Generating Interest: Scott Street Interlocking Signal Tower Generator, Toronto, Ontario

RDHA transforms an emergency generator enclosure into a refined piece of urban sculpture.

Lightly polished aluminum panels clad the emergency generator’s enclosure. Sections of panels are angled to provide natural ventilation to the equipment. Photo by Tom Arban

When RDHA was commissioned to design a new emergency generator tower to service Toronto’s Union Station, its architects saw an opportunity to design something more than a standard metal box. The enclosure, says principal Tyler Sharp, instead creates “an object of intrigue” for people driving past on Lakeshore Boulevard and the Gardiner Expressway.

Sharp’s concept took inspiration from the generator tower’s immediate neighbour: the 1930 Scott Street signal tower, a hip-roofed, Italianate structure designed by the Canadian Pacific Railway’s Chief Engineer of Buildings at the time, John Wilson Orrock.

The generator structure replicates the heritage building’s dimensions, tripartite massing, and roadway setback. In place of brick, it is rendered in lightly polished aluminum. Sections of the panels are angled open to allow for natural ventilation of the machinery within, adding texture and detail to the sculptural form. While the enclosure is rarely occupied, a service door is concealed at the east end of the façade. The result is a shimmering, abstracted twin of the nearly century-old structure.

Between the generator building and the signal tower, a concrete retaining wall is detailed with equal care: a curve at the base recalls the signal tower’s round-topped windows and gently curved roof lines, and a planter at the top will allow for ivy to cascade down its surface.

“We often get these down-and-dirty projects, and we fight to elevate them,” says Sharp.
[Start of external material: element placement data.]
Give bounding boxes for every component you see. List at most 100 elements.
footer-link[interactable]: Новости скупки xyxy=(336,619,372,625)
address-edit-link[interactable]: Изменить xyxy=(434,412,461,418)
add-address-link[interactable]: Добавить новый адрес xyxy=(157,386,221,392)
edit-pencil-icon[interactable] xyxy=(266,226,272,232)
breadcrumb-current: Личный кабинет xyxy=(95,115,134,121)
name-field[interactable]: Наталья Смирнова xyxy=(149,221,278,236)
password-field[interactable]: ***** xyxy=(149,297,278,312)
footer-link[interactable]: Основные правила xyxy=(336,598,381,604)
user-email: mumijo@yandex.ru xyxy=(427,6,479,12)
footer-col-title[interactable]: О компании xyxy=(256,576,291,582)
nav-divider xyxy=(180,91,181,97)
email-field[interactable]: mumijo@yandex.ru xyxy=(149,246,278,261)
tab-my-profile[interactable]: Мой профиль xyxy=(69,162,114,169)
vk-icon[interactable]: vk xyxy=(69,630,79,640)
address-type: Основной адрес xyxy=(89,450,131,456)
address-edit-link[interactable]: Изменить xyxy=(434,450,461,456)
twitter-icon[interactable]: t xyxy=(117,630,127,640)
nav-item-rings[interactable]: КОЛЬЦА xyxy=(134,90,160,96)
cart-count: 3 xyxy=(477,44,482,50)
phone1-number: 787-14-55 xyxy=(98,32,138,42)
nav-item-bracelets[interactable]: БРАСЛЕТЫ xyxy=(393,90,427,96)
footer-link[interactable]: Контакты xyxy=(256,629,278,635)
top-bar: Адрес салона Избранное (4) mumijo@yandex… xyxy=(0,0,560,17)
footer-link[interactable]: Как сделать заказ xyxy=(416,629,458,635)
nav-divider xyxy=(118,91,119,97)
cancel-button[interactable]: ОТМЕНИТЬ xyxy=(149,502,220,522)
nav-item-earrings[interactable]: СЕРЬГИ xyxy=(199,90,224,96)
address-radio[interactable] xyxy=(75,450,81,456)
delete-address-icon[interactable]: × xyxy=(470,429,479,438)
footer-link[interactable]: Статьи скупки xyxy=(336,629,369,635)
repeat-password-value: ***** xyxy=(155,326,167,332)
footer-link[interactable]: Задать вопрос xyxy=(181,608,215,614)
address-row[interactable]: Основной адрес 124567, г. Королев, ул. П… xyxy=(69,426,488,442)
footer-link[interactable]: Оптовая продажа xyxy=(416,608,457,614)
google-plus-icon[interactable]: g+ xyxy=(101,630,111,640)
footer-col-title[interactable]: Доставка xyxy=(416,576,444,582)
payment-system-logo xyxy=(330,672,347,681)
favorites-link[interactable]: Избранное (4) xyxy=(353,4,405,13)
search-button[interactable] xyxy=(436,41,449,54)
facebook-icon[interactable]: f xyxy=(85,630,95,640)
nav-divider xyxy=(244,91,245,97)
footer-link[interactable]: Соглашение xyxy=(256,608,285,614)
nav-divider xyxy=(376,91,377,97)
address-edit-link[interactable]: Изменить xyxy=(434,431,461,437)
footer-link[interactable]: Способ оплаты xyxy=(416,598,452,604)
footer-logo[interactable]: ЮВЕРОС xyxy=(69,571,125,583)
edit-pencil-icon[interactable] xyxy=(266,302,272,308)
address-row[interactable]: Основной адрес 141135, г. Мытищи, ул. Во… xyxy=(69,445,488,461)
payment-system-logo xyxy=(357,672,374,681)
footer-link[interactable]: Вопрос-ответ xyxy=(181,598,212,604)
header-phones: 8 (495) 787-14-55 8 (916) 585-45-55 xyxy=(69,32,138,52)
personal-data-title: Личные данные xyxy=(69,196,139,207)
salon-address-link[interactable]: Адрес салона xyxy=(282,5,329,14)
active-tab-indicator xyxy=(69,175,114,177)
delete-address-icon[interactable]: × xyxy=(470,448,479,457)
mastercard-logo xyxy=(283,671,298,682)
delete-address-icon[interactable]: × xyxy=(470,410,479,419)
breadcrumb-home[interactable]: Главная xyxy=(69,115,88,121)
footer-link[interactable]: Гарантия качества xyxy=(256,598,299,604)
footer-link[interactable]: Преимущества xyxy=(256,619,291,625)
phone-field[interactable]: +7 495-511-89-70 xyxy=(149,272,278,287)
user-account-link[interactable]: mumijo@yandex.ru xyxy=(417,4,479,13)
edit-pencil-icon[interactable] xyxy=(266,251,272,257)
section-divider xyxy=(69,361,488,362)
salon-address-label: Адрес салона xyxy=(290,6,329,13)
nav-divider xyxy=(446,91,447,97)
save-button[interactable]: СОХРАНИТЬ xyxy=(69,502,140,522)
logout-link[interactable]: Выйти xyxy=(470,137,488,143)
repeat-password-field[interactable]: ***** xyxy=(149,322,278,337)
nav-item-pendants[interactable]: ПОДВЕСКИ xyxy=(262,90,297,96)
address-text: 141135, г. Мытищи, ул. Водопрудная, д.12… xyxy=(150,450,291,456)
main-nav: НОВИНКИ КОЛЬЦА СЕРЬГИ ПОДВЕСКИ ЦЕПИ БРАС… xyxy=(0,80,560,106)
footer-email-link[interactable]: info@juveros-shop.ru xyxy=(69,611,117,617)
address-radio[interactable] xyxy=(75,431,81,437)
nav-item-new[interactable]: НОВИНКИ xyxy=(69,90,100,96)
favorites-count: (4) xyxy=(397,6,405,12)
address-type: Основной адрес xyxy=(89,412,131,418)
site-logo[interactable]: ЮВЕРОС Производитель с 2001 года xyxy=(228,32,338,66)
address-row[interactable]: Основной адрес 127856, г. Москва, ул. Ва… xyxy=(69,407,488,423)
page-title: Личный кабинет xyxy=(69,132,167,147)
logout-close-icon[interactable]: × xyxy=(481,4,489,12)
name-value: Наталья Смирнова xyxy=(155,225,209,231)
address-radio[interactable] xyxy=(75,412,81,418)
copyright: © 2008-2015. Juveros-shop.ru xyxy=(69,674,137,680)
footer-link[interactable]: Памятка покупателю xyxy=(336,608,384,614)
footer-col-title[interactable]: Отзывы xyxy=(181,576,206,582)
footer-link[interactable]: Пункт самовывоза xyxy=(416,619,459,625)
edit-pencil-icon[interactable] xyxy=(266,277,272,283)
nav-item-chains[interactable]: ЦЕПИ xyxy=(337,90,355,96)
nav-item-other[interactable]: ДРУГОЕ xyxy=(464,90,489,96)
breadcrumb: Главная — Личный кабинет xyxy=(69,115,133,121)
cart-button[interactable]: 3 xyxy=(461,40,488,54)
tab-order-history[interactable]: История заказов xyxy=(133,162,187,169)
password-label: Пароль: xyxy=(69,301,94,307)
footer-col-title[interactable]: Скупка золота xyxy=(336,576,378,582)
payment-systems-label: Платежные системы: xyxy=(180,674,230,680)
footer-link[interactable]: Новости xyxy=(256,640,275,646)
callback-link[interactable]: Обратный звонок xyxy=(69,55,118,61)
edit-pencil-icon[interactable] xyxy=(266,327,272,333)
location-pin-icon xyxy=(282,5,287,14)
He reflects how in the 1930s, it was normal for utilitarian buildings such as the signal tower to be treated as civic architecture. “That was a generation where they put effort into infrastructure.” RDHA’s work on the accompanying generator tower aims to revive that spirit: “This is a generation that is trying to put effort into infrastructure.”

Even though the level of design involved is more complex—and convincing clients to invest in such projects can be challenging—the effort is worth it, says Sharp. “There’s so much that can be beautified in the city.”